Mudanças nos benefícios sociais geram polêmica no pacote fiscal do governo
Propostas do governo para o Benefício de Prestação Continuada enfrentam resistência no Congresso e geram debates acalorados.
Brasília - O pacote fiscal apresentado pelo governo federal, que inclui alterações significativas nos benefícios sociais, tem gerado intensos debates no Congresso. O projeto de lei que propõe mudanças no Benefício de Prestação Continuada (BPC), destinado a idosos e pessoas com deficiência de baixa renda, foi o mais modificado durante as discussões na Câmara dos Deputados, com um total de 11 alterações propostas pelo relator, deputado Isnaldo Bulhôes (MDB-AL). Destas, dez estão diretamente relacionadas ao BPC.
Entre as principais mudanças, o relator rejeitou a definição de “pessoa com deficiência” que constava no projeto original do governo. Além disso, foram excluídos da regra de coabitação os rendimentos de familiares que não residem na mesma casa e a proposta que considerava a propriedade de bens ou direitos na concessão do benefício também foi descartada. A equipe econômica do governo tinha como objetivo endurecer as regras de concessão do BPC, que apresentou um crescimento de gastos de 16% nos últimos 12 meses até outubro.
Deputados da base governista expressaram preocupações sobre a estratégia do governo ao tentar economizar em um auxílio que beneficia pessoas carentes. A expectativa era de uma economia de R$ 2 bilhões por ano com o BPC, totalizando R$ 12 bilhões até 2030. O deputado Duarte Junior (PSB-MA) criticou a abordagem, afirmando: “Tem de cortar gastos, mas o caminho não é começar pelo BPC. É uma economia que não faz sentido para o governo federal, em detrimento das pessoas que têm direito”.
Em defesa das mudanças, o governo argumenta que as alterações no BPC visam combater fraudes e o que o ministro da Fazenda, Fernando Haddad, chamou de “indústria de liminares”. O líder do governo na Câmara, deputado José Guimarães (PT-CE), reiterou que “não estamos retirando nenhum direito” durante a votação do projeto.
Com a proposta seguindo para o Senado, o governo enfrentou o risco de novas alterações, o que exigiria uma nova votação na Câmara. Os senadores se opuseram à regra que restringia o BPC a pessoas com deficiência de grau moderado ou grave, o que poderia resultar na negativa do benefício a indivíduos com deficiência leve, como em casos de autismo e síndrome de Down. Um acordo foi alcançado, e o Palácio do Planalto se comprometeu a vetar essa restrição.
Supersalários
Além das mudanças no BPC, os deputados também flexibilizaram a proposta que visava o fim dos supersalários no funcionalismo público. O texto original do governo proibia remunerações não previstas em lei complementar que fossem pagas fora do teto salarial, atualmente fixado em R$ 44 mil mensais. Essa limitação foi alterada para uma lei ordinária, que é mais fácil de ser modificada.

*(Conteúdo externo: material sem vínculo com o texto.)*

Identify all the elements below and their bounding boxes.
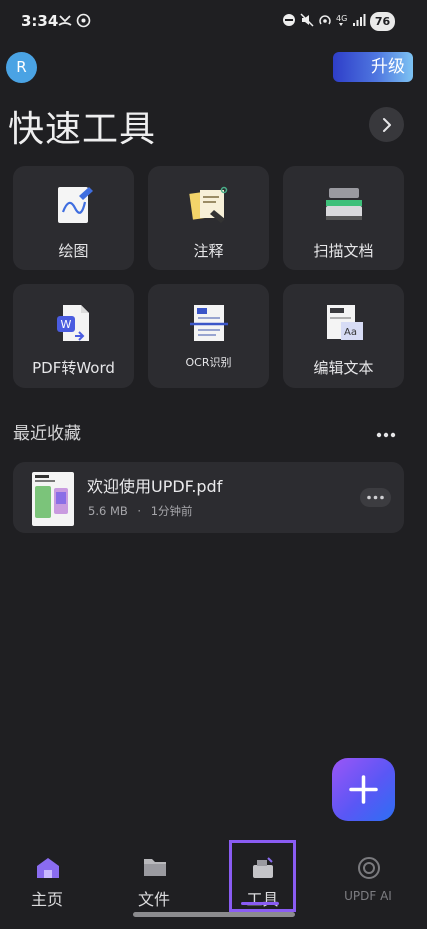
pdf-to-word-icon: W <box>57 305 89 341</box>
upgrade-button[interactable]: 升级 <box>333 52 413 82</box>
more-horizontal-icon <box>367 495 384 500</box>
tool-label: 编辑文本 <box>313 359 374 377</box>
signal-icon <box>353 14 366 26</box>
tool-label: 绘图 <box>58 242 89 260</box>
nav-label: 文件 <box>137 890 170 909</box>
add-button[interactable] <box>332 758 395 821</box>
nav-label: 主页 <box>30 890 63 909</box>
plus-icon <box>349 775 378 804</box>
chevron-right-icon <box>383 118 391 132</box>
page-title: 快速工具 <box>8 109 157 150</box>
annotation-icon <box>189 186 228 223</box>
hotspot-icon <box>319 15 331 25</box>
nav-files[interactable]: 文件 <box>109 840 199 912</box>
home-icon <box>37 858 59 878</box>
more-tools-button[interactable] <box>369 107 404 142</box>
file-name: 欢迎使用UPDF.pdf <box>87 477 223 496</box>
file-menu-button[interactable] <box>360 488 391 507</box>
file-time: 1分钟前 <box>150 504 193 518</box>
mute-icon <box>300 13 314 27</box>
tool-annotation[interactable]: 注释 <box>148 166 269 270</box>
nav-label: 工具 <box>246 890 279 909</box>
ocr-icon <box>190 305 228 341</box>
do-not-disturb-icon <box>283 14 295 26</box>
file-thumbnail <box>32 472 74 526</box>
ai-icon <box>358 857 380 879</box>
nav-tools[interactable]: 工具 <box>229 840 296 912</box>
drawing-icon <box>58 187 93 223</box>
avatar[interactable]: R <box>6 52 37 83</box>
more-horizontal-icon[interactable] <box>376 432 396 438</box>
list-item[interactable]: 欢迎使用UPDF.pdf 5.6 MB · 1分钟前 <box>13 462 404 533</box>
tool-scan-document[interactable]: 扫描文档 <box>283 166 404 270</box>
file-meta: 5.6 MB · 1分钟前 <box>88 503 193 519</box>
svg-text:Aa: Aa <box>344 327 357 338</box>
svg-text:4G: 4G <box>336 14 347 23</box>
favorites-title: 最近收藏 <box>13 424 81 444</box>
edit-text-icon: Aa <box>327 305 363 340</box>
folder-icon <box>144 859 166 876</box>
tool-label: 注释 <box>193 242 224 260</box>
status-time: 3:34 <box>21 12 59 30</box>
tool-label: 扫描文档 <box>313 242 374 260</box>
active-tab-indicator <box>241 902 279 905</box>
battery-indicator: 76 <box>370 12 395 31</box>
toolbox-icon <box>253 857 273 878</box>
nav-updf-ai[interactable]: UPDF AI <box>323 840 413 912</box>
missed-call-icon <box>58 15 72 26</box>
tool-label: PDF转Word <box>32 359 115 377</box>
status-bar: 3:34 4G 76 <box>0 0 427 44</box>
file-size: 5.6 MB <box>88 504 128 518</box>
tool-ocr[interactable]: OCR识别 <box>148 284 269 388</box>
tool-drawing[interactable]: 绘图 <box>13 166 134 270</box>
tool-edit-text[interactable]: Aa 编辑文本 <box>283 284 404 388</box>
4g-icon: 4G <box>336 14 347 26</box>
nav-label: UPDF AI <box>344 889 392 903</box>
nav-home[interactable]: 主页 <box>2 840 92 912</box>
svg-text:W: W <box>61 318 72 331</box>
home-indicator <box>133 912 295 917</box>
scanner-icon <box>326 188 362 220</box>
whatsapp-icon <box>76 13 91 28</box>
tool-pdf-to-word[interactable]: W PDF转Word <box>13 284 134 388</box>
tool-label: OCR识别 <box>185 356 232 369</box>
meta-separator: · <box>137 504 142 518</box>
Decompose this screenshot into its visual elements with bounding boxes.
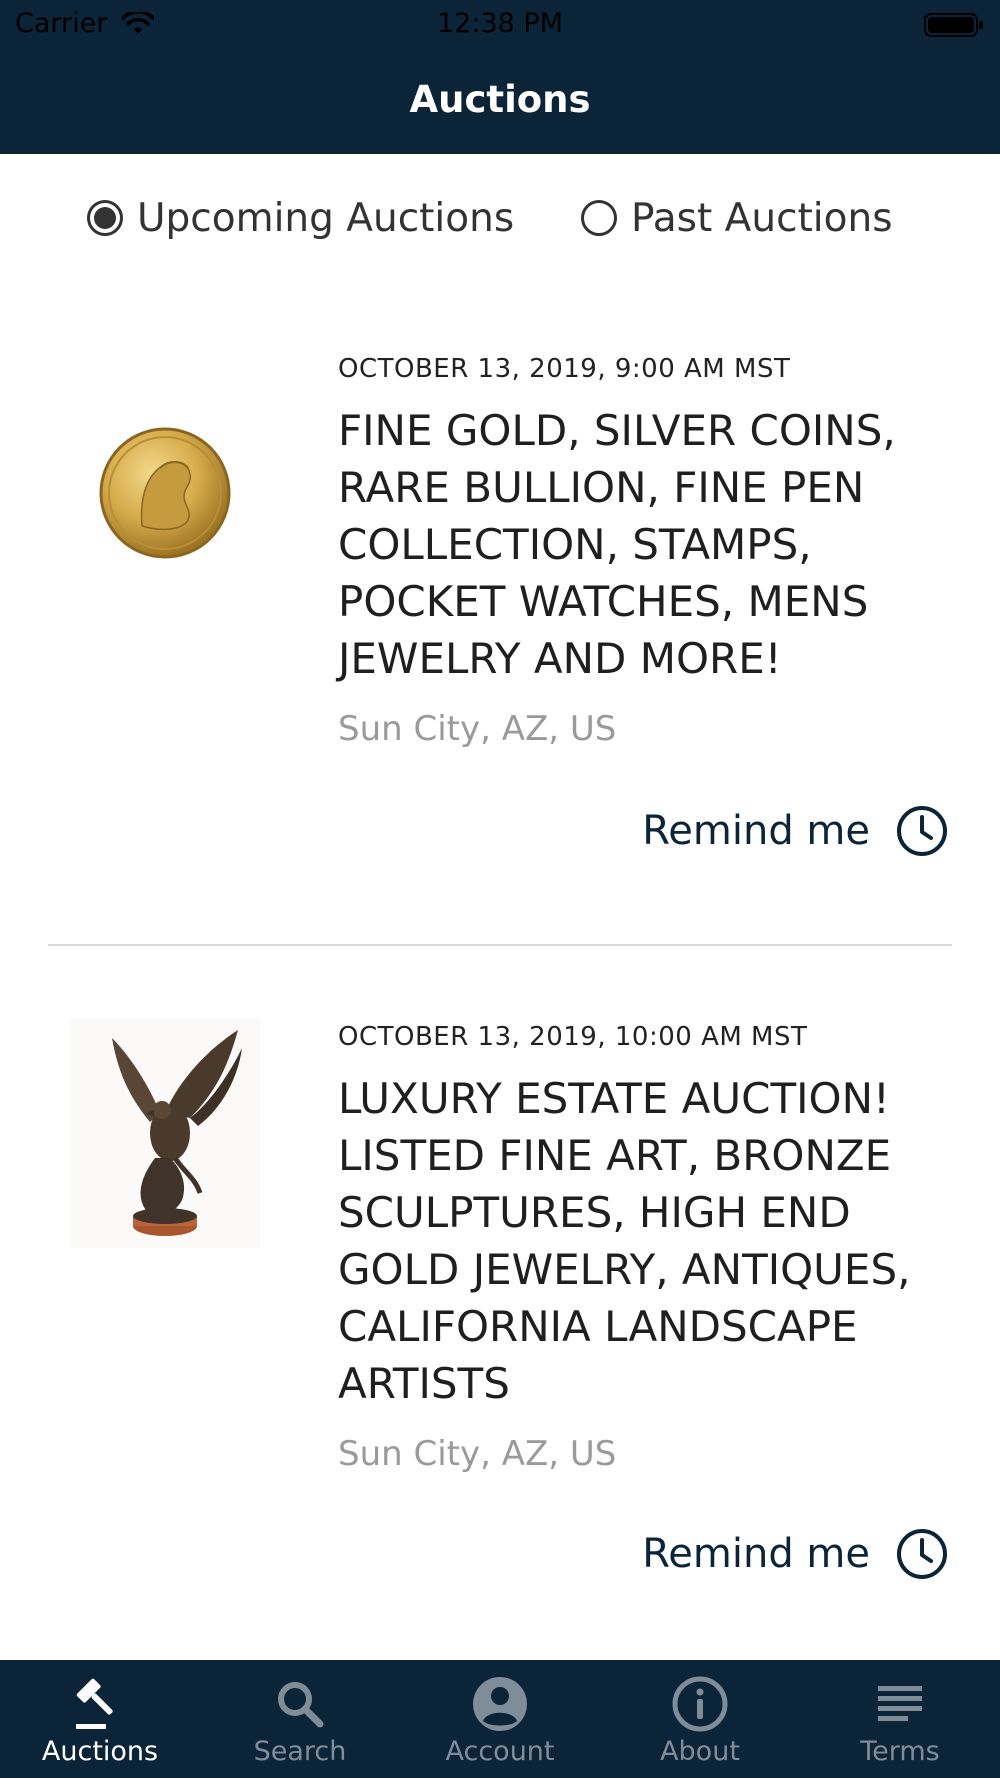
auction-title: LUXURY ESTATE AUCTION! LISTED FINE ART, … (338, 1074, 911, 1408)
auction-title: FINE GOLD, SILVER COINS, RARE BULLION, F… (338, 406, 896, 683)
tab-label: About (660, 1736, 740, 1767)
remind-me-button[interactable]: Remind me (642, 1528, 948, 1580)
upcoming-auctions-radio[interactable]: Upcoming Auctions (87, 190, 514, 246)
tab-account[interactable]: Account (400, 1660, 600, 1778)
search-icon (278, 1682, 324, 1728)
list-divider (48, 944, 952, 946)
gavel-icon (76, 1678, 113, 1729)
page-title: Auctions (409, 78, 591, 121)
status-bar: Carrier 12:38 PM (0, 0, 1000, 50)
clock-icon (897, 806, 947, 856)
clock-icon (897, 1529, 947, 1579)
tab-label: Auctions (41, 1736, 159, 1767)
tab-terms[interactable]: Terms (800, 1660, 1000, 1778)
auction-date: OCTOBER 13, 2019, 10:00 AM MST (338, 1022, 808, 1052)
radio-label-upcoming: Upcoming Auctions (137, 195, 515, 241)
radio-unselected-icon (581, 200, 617, 236)
auction-list-item[interactable]: OCTOBER 13, 2019, 10:00 AM MST LUXURY ES… (0, 1008, 1000, 1579)
auction-location: Sun City, AZ, US (338, 1434, 617, 1474)
info-icon (672, 1676, 728, 1732)
radio-selected-icon (87, 200, 123, 236)
radio-label-past: Past Auctions (631, 195, 893, 241)
tab-about[interactable]: About (600, 1660, 800, 1778)
tab-label: Search (253, 1736, 347, 1767)
tab-auctions[interactable]: Auctions (0, 1660, 200, 1778)
auction-list-item[interactable]: OCTOBER 13, 2019, 9:00 AM MST FINE GOLD,… (0, 340, 1000, 880)
account-icon (473, 1677, 527, 1731)
remind-me-label: Remind me (642, 1531, 870, 1577)
app-screen: Carrier 12:38 PM Auctions Upcoming Aucti… (0, 0, 1000, 1778)
gold-coin-icon (99, 427, 231, 559)
remind-me-label: Remind me (642, 808, 870, 854)
status-time: 12:38 PM (437, 8, 563, 39)
header: Carrier 12:38 PM Auctions (0, 0, 1000, 154)
tab-label: Account (445, 1736, 555, 1767)
auction-details: OCTOBER 13, 2019, 9:00 AM MST FINE GOLD,… (338, 340, 958, 749)
tab-label: Terms (860, 1736, 940, 1767)
auction-date: OCTOBER 13, 2019, 9:00 AM MST (338, 354, 791, 384)
battery-icon (924, 13, 983, 37)
remind-me-button[interactable]: Remind me (642, 805, 948, 857)
auction-details: OCTOBER 13, 2019, 10:00 AM MST LUXURY ES… (338, 1008, 958, 1474)
tab-search[interactable]: Search (200, 1660, 400, 1778)
tab-bar: Auctions Search Account About Terms (0, 1660, 1000, 1778)
auction-filter: Upcoming Auctions Past Auctions (0, 190, 1000, 246)
bronze-eagle-icon (70, 1018, 260, 1248)
past-auctions-radio[interactable]: Past Auctions (581, 190, 893, 246)
list-icon (878, 1686, 922, 1721)
auction-location: Sun City, AZ, US (338, 709, 617, 749)
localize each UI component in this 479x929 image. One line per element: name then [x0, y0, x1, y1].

Bruno Carazza, professor da Fundação Dom Cabral e autor do livro “O País dos privilégios”, comentou que essa mudança pode permitir que resoluções do Conselho Nacional de Justiça (CNJ) e do Conselho Nacional do Ministério Público (CNMP) continuem a criar os chamados “penduricalhos”. Ele afirmou: “Há um entendimento bastante questionável do Judiciário de que resoluções do CNJ e do CNMP têm força de lei. Corre-se o sério risco de que eles continuem criando penduricalhos administrativamente”.
Emendas e outras medidas
No âmbito do projeto de lei complementar que integra o pacote fiscal, o Congresso também diminuiu outros quatro trechos e derrubou a possibilidade de o governo federal cortar emendas impositivas (não obrigatórias) para cobrir gastos obrigatórios e cumprir o arcabouço fiscal. Essas emendas são recursos indicados por parlamentares e bancadas estaduais que o governo é obrigado a pagar conforme a definição do congressista.
Durante a aprovação da Lei de Diretrizes Orçamentárias (LDO), que orientará o Orçamento de 2025, o Congresso rejeitou uma proposta semelhante, preservando as emendas, que devem ultrapassar R$ 50 bilhões no próximo ano. Outra proposta que foi rejeitada limitava a restituição de créditos tributários pelas empresas, enfrentando resistência de diversos setores da economia.
Por fim, os deputados revogaram a lei que instituiu o Seguro Obrigatório para Proteção de Vítimas de Acidentes de Trânsito (SPVAT), antigo DPVAT, o que resultou em uma diminuição da capacidade de arrecadação do governo federal.